物見櫓の見張りから、誰かが森を出たと報告はない。遮るもののないこの戦場で彼らの目を逃れられる者がいるとは思えない。
けれど娘はいる。どこかに。
老人は確信する。
なぜなら。
攻城櫓の被害が少なすぎるからだ。あの娘。報告通りのあの娘の腕なら。攻城櫓の兵はもっと多数が死んでいるはずだ。

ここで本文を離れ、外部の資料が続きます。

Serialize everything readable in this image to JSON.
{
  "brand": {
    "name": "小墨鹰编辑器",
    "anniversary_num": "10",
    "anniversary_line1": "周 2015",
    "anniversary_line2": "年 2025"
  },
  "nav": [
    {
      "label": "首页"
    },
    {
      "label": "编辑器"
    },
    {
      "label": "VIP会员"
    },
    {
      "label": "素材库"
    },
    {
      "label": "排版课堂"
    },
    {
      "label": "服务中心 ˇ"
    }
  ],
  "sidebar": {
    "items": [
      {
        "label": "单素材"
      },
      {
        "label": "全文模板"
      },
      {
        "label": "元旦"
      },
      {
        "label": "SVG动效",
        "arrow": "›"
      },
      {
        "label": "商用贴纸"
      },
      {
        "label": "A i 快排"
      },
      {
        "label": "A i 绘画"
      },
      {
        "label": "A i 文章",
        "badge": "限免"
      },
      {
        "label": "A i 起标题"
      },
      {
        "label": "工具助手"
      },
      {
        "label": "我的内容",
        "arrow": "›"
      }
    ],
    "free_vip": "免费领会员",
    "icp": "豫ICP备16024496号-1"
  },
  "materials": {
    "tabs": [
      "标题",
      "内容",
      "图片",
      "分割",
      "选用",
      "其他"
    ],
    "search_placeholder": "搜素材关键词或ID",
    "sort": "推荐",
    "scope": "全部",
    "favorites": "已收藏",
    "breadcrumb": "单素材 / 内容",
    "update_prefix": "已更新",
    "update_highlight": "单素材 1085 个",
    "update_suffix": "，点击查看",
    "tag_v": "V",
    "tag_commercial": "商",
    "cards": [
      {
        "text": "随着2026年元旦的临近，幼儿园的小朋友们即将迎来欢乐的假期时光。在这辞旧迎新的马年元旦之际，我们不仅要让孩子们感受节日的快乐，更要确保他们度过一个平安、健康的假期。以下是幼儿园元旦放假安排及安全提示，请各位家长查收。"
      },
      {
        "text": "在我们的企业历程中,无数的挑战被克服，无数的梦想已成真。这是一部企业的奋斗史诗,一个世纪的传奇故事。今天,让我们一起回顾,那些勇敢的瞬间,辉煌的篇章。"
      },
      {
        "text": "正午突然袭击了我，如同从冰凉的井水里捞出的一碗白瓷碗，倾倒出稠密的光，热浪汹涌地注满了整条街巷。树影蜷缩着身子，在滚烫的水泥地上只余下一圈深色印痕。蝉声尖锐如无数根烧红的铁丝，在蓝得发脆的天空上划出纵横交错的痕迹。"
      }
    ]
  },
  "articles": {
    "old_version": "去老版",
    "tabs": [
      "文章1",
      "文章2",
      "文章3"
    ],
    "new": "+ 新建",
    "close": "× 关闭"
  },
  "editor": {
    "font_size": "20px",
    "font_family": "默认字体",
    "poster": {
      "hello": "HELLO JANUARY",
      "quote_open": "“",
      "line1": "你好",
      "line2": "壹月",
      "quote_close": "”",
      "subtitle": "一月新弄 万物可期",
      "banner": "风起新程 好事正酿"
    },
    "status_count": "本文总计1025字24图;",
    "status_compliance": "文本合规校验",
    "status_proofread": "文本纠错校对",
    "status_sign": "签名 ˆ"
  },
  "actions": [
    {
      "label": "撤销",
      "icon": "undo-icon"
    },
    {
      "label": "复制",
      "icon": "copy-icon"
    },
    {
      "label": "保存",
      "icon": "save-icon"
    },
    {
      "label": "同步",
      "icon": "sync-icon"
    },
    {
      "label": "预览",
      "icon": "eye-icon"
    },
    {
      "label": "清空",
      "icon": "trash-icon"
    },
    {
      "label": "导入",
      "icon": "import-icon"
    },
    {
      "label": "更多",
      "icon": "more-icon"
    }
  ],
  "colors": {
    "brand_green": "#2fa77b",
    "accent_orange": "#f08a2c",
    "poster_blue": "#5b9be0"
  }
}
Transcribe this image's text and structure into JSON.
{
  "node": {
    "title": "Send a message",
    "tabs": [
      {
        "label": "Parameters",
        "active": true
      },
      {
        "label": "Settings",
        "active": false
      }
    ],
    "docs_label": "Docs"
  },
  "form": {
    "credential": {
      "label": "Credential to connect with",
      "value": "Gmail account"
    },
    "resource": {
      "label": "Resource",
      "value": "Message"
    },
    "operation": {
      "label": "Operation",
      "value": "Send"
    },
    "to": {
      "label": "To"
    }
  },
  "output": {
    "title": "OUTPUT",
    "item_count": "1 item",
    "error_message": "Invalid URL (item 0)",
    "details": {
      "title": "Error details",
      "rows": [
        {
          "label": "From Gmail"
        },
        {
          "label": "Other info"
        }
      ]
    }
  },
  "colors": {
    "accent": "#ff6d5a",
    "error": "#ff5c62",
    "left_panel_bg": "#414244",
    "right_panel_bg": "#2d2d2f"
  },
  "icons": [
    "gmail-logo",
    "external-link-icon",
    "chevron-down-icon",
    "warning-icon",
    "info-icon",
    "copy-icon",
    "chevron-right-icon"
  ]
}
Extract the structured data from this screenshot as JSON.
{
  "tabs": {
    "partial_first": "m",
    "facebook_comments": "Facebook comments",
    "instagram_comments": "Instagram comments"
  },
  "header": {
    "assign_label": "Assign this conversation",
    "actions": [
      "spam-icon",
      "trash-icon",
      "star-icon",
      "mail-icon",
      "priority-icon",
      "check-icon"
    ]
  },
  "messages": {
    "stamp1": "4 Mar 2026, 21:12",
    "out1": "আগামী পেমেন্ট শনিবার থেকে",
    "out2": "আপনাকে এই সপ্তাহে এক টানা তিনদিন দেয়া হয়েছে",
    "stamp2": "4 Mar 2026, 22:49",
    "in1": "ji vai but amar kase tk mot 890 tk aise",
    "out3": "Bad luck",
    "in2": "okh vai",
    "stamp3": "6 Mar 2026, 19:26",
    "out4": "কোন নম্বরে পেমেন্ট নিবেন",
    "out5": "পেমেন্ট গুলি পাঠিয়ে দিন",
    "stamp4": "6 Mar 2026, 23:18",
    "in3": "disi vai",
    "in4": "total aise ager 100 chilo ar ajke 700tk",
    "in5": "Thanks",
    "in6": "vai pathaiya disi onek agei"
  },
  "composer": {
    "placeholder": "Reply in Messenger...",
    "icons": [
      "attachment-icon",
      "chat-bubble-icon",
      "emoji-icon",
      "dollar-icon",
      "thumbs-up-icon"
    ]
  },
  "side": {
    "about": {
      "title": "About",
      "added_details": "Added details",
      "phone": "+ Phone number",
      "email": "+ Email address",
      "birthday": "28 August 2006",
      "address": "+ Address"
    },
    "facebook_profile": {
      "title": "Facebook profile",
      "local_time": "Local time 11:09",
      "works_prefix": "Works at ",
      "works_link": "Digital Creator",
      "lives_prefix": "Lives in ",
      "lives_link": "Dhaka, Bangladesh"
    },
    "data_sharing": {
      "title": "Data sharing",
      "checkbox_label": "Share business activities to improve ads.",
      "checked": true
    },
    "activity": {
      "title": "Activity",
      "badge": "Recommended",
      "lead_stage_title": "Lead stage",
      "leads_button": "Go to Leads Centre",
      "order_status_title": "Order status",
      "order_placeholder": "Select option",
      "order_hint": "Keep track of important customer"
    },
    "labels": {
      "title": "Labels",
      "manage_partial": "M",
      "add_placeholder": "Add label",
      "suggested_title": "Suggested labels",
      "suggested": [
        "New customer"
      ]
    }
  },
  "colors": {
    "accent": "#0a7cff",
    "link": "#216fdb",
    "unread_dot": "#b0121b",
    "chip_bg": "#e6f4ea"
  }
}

霧は戦場の正面だけでなく、見渡す限り続く森のすべてから湧き上がっている。
あの霧が本営に向かって雪崩落ちた時。
魔術で霧を晴らすまでの間。
おそらく、ほんの数分。
長めに見積もって7、8分。
視界は白い闇に完全に閉ざされるだろう。
平原王の周囲には8000の兵。この兵で守り切れるか。いや、むしろこう言い換えるべきか。7、8分の間にあの娘は、この8000の兵の間をすり抜け、ここまで至ることができるか。
老人の背中を冷たい汗が伝う。
できないと思いたかった。だが、できないと、老人は断言することができなかった。だとすれば、できると仮定するべきである。
もし、ここまであの娘が来られる、となれば。
木の後ろにある的を正確に射抜く腕である。
『つまり狙われれば、それで終わり……』
あちらも霧で何も見えまい、と思い、いや、霧に覆われる前に場所を特定されていればどうなるか判らぬ、と思い直す。
そもそも何故、あの娘は木の後ろの的を射抜く技を身に着けようと考えたのか。曲技としてか。違う。おそらく。おそらくだが、獲物を射抜くためだ。木の向こうにいて、見えない獲物を。それなのに何故、視界が利かぬからといって、あの娘が獲物を捕らえられぬなどと決めつけることができるだろう。
『忌々しい』
心のうちで毒づく。
イズイィが自分に何をさせようとしているか、それも老人は理解していた。老人が平原王の傍らにいる理由をイズイィは知っている。大平原をひとつに纏めた後にはキャナに攻め込み、一ツ神からキャナ王国を取り戻すと、平原王が老人と約していることを。
『忌々しい』
老人は再度、心のうちで毒づいた。
『だがもはや、あやつの策に乗るより、手はないのう--』
ひとり嘆息して、老人はいつものように、穏やかな声で平原王に話しかけた。
「王よ。お逃げになった方がよろしいかと」
「なに?」
平原王が狂泉の森から視線を外し、老人を見る。老人の言葉が意外すぎて、驚くよりも平原王はきょとんとしていた。
「なぜだ」
「あの娘が参ります。王を討つために、狂泉様の落し子とまで称された、あの娘が、いや--」
言葉を続けながら、老人は腰を浮かした。
まだ死ぬ訳にはいかぬ。この男を、死なせる訳にはいかぬ。